Im Unterschied zur Finanzierungstheorie
ist die Investitionstheorie darauf ausgerichtet, die Vorteilhaftigkeit von Zahlungsströmen wirtschaftlich zu beurteilen, um Entscheidungen zu unterstützen, die unter realen, also unvollkommenen Bedingungen zu treffen sind(Matschke / Brösel: Unternehmensbewertung, 2. Auflage, Wiesbaden 2006, S. 104).

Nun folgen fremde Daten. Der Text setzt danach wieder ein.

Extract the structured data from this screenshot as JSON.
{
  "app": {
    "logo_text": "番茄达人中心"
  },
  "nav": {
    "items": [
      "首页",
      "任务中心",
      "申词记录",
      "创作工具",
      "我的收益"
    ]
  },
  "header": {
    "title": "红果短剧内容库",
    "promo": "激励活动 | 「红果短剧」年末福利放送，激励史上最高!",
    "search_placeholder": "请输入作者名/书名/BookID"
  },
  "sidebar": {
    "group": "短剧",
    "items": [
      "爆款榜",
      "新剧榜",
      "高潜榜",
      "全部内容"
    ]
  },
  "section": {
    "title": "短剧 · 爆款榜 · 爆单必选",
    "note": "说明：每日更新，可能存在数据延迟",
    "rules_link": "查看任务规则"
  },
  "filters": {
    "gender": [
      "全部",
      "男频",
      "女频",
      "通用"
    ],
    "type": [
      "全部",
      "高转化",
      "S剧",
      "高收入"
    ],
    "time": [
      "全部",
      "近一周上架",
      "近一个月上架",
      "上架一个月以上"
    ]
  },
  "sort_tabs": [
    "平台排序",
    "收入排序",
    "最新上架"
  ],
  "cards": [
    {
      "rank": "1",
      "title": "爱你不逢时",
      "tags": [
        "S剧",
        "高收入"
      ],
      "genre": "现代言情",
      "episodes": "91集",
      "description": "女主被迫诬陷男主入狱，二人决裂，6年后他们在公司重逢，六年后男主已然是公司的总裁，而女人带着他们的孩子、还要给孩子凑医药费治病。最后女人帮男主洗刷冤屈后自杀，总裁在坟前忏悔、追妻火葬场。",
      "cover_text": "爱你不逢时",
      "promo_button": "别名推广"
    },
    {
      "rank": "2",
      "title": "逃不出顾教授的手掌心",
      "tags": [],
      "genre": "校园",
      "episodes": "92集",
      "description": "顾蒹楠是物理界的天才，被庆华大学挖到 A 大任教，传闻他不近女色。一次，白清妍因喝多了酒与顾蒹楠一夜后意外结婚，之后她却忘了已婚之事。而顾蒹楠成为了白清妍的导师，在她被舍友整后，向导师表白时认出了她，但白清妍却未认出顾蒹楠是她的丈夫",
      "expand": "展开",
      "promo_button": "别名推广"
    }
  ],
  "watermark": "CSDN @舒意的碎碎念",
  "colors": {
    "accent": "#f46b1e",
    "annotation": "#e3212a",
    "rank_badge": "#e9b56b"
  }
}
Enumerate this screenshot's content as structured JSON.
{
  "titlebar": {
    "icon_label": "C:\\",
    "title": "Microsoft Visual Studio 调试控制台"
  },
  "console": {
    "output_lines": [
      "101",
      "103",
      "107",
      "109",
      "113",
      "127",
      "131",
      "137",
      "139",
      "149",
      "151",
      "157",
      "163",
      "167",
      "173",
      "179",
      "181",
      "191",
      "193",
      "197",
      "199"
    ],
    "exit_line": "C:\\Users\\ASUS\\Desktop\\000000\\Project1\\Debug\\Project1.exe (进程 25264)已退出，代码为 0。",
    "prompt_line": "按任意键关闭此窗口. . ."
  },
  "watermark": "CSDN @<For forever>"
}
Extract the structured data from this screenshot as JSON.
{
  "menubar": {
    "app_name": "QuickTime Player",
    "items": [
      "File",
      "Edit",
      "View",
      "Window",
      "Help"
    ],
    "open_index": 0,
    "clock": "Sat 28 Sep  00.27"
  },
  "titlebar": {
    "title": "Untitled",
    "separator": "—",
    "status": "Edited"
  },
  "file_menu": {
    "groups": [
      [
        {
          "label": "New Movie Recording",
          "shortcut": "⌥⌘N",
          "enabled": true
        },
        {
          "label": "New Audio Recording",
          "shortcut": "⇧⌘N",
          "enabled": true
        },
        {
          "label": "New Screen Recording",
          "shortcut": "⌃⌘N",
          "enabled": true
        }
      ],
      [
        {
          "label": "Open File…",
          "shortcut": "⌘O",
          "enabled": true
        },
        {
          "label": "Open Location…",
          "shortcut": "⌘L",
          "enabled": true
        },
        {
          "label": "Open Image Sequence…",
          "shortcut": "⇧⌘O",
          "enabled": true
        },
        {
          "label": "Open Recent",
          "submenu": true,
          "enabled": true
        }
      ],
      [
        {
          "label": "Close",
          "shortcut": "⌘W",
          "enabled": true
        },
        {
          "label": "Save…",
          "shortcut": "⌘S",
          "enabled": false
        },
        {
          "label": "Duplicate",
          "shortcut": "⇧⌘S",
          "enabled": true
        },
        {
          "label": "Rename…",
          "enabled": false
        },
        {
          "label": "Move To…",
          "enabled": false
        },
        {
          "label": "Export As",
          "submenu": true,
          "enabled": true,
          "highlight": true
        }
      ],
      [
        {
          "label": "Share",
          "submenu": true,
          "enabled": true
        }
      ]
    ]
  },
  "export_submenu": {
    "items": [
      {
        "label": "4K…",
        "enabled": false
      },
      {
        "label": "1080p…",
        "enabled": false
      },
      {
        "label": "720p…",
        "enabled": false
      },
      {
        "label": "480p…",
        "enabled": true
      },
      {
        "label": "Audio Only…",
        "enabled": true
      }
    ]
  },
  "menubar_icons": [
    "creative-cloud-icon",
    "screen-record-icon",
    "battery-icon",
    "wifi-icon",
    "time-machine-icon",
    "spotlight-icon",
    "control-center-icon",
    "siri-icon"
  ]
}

Diese Orientierung an zukünftigen Zahlungsströmen wird in Literatur und Praxis als theoretisch richtige Vorgehensweise erachtet. In der Bewertungspraxis begegnet man jedoch Ertragsbegriffen, die nicht unerhebliche Abweichungen aufweisen und deshalb genau voneinander abzugrenzen sind:
- Netto - Cashflows beim (künftigen) Unternehmenseigner
können als zukünftige periodisierte Salden aus Zu- und Abflüssen beim Unternehmenseigner beschrieben werden. Diese Salden umfassen nicht nur Zahlungsströme zwischen Unternehmen und Eigner, sondern auch Zahlungen zwischen Unternehmen und Dritten, die den Eigner betreffen, wie beispielsweise persönliche Steuern oder Synergieeffekte bei anderen Unternehmen des Eigners. Die Ermittlung der Netto - Cashflows erfordert beim zu bewertenden Unternehmen eine integrierte Erfolgs- und Finanzplanung mit ausführlichen Teilplänen unter Beachtung gesellschaftsvertraglicher bzw. handelsrechtlicher Ausschüttungs - Restriktionen. Bei dem Unternehmenseigner sind die persönlichen Steuerwirkungen zu prognostizieren bzw. Planungen der Zahlungswirkungen externer Synergieeffekte vorzunehmen. - Netto - Ausschüttungen aus dem Unternehmen
Diesem Konzept liegt eine isolierte Betrachtung des Unternehmens zugrunde. Externe Synergien, die der Eigner durch andere Unternehmen erzielt, bleiben unberücksichtigt. Im Unterschied zu den Netto - Cashflows bei dem (künftigen) Unternehmenseigner bleiben in der Regel aus Gründen der Vereinfachung auch Steuerwirkungen beim Eigner außer Betracht. Annahmen über die künftige Ausschüttungspolitik können grundsätzlich frei gewählt werden. DRUKARCZYK vertritt ein realitätsnahes Konzept der entziehbaren Überschüsse, wonach die künftige Ausschüttungspolitik wie folgt bestimmt wird: An die Unternehmenseigner ausgeschüttet werden grundsätzlich jene Mittel, die nicht für werterhöhende Investitionen im Unternehmen benötigt werden (residuale Ausschüttung). Dabei ist zu prüfen, inwieweit die zur Rede stehenden Ausschüttungsbeträge handelsechtlich tatsächlich ausschüttungsfähig sind. - Einzahlungsüberschüsse im zu bewertenden Unternehmen
Es wird vereinachend angenommen, dass in jeder künftigen Periode der gesamte im Unternehmen erwirtschaftete Einzahlungsüberschuss an den Eigner ausgeschüttet wird (Vollausschüttungsfiktion). Diese Einzahlungsüberschüsse können mithilfe einer Kapitalflussrechnung ermittelt werden. Die Annahme der Vollausschüttung kann dabei zu Bewertungsfehlern führen. - Periodenerfolge des Unternehmens
Periodenerfolge werden den Gewinn- und Verlustrechnungen des Unternehmens entnommen. Mit dieser Vorgehensweise wird allerdings die investitionstheoretisch fundierte Orientierung der Unternehmensbewertung an Zahlungsströmen aufgegeben. Der Bewerter benötigt in diesem Fall weder eine Finanzplanung noch Annahmen über die künftige Ausschüttungspolitik. Infolge dieser groben Vereinfachungen muss das Bewertungsergebnis als unbrauchbar bezeichnet werden; diese Vorgehensweise ist also abzulehnen. Es sei denn, die der Bewertung zugrunde liegende Planungsperiode ist mit der Totalperiode des zu bewertenden Unternehmens identisch, so dass das Kongruenzprinzip eingehalten wird (der Gewinn einer Periode hat genau der Eigenkapitaländerung der Periode unter Berücksichtigung von Ausschüttungen der Periode zu entsprechen). - Residualgewinne
Der Residualgewinn entspricht dem Periodenerfolg abzüglich der Verzinsung des im Unternehmen gebundenen Kapitals. Gemäß dem Lücke - Theorem gelangt man zum selben Ergebnis, wenn anstelle der Zahlungsströme die Residualgewinne diskontiert werden. Voraussetzung ist die Einhaltung des Kongruenzprinzips. Wird die Unternehmensbewertung auf der Grundlage einer integrierten Erfolgs / Bilanz - und Finanzplanung erstellt, hat die Heranziehung von Residualgewinnen anstelle von Zahlungsströmen keine Vorteile. Falls der Bewerter nur eine sehr schmale Informationsbasis hat, wie z.B. öffentlich zugängliche Daten, hat er zu klären, ob eine Bewertung auf Grundlage erwarteter Residualgewinne zu einer genaueren Bewertung führt als eine Bewertung auf Basis angenommenere Ausschüttungen.